New word for Monday: Girus

In a new paper in Virology Journal, Ogata et al. describe the PolB gene of a marine giant virus (AKA "girus") that infects a dinoflagellate. Dinoflagellates can poison fish and other marine critters when they bloom, but the dinoflagellate Heterocapsa circularisquama can be killed by Heterocapsa circularisquama DNA virus (HcDNAV). HcDNAV is a "giant virus" because it's giant, around 200 nm with a 356,000 nucleotide genome. Compared to the usual viruses that we're familiar with, that's quite big, actually approaching the size of the smallest bacteria.

Ogata et al.'s results indicate that the PolB gene of HcDNAV is surprisingly similar to the PolB gene from African Swine Fever Virus (ASFV). ASFV is a completely terrestrial virus that lives in wild pigs and ticks, where it causes no disease. In domestic pigs, it can cause a hemorrhagic infection with very high mortality rates. Ogata et al. present further phylogenetic evidence from environmental sampling that indicate that ASFV is related to a variety of unknown marine viruses.

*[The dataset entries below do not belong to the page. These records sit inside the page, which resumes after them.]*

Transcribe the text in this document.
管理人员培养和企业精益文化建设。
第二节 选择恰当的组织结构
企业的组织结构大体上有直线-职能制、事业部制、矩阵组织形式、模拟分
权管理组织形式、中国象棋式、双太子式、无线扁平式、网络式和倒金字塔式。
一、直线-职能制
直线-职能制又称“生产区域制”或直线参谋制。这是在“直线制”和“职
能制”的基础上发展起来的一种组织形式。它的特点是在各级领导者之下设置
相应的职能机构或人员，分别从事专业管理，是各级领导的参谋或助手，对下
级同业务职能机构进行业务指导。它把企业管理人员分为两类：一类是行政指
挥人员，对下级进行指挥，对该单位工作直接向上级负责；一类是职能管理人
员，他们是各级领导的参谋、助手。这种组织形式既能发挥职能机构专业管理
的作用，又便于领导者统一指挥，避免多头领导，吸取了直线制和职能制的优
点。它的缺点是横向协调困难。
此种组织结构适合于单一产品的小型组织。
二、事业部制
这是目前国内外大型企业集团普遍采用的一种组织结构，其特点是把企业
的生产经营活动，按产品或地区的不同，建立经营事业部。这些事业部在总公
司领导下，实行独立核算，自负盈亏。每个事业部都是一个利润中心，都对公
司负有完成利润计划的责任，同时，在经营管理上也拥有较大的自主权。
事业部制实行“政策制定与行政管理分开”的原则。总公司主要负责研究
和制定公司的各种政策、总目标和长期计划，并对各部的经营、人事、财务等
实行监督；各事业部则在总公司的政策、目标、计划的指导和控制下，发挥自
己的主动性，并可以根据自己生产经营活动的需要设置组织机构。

I wish creationist virology was advanced enough to be able to say definitively whether ASFV is really derived from a marine ancestor or whether it was created to serve some purpose for wild pigs and ticks. Whatever the creationist interpretation, giant virus research will be an interesting subject to study.

Ogata et al. 2009. Remarkable sequence similarity between the dinoflagellate-infecting marine girus and the terrestrial pathogen African swine fever virus. Virology Journal 6:178 doi:10.1186/1743-422X-6-178.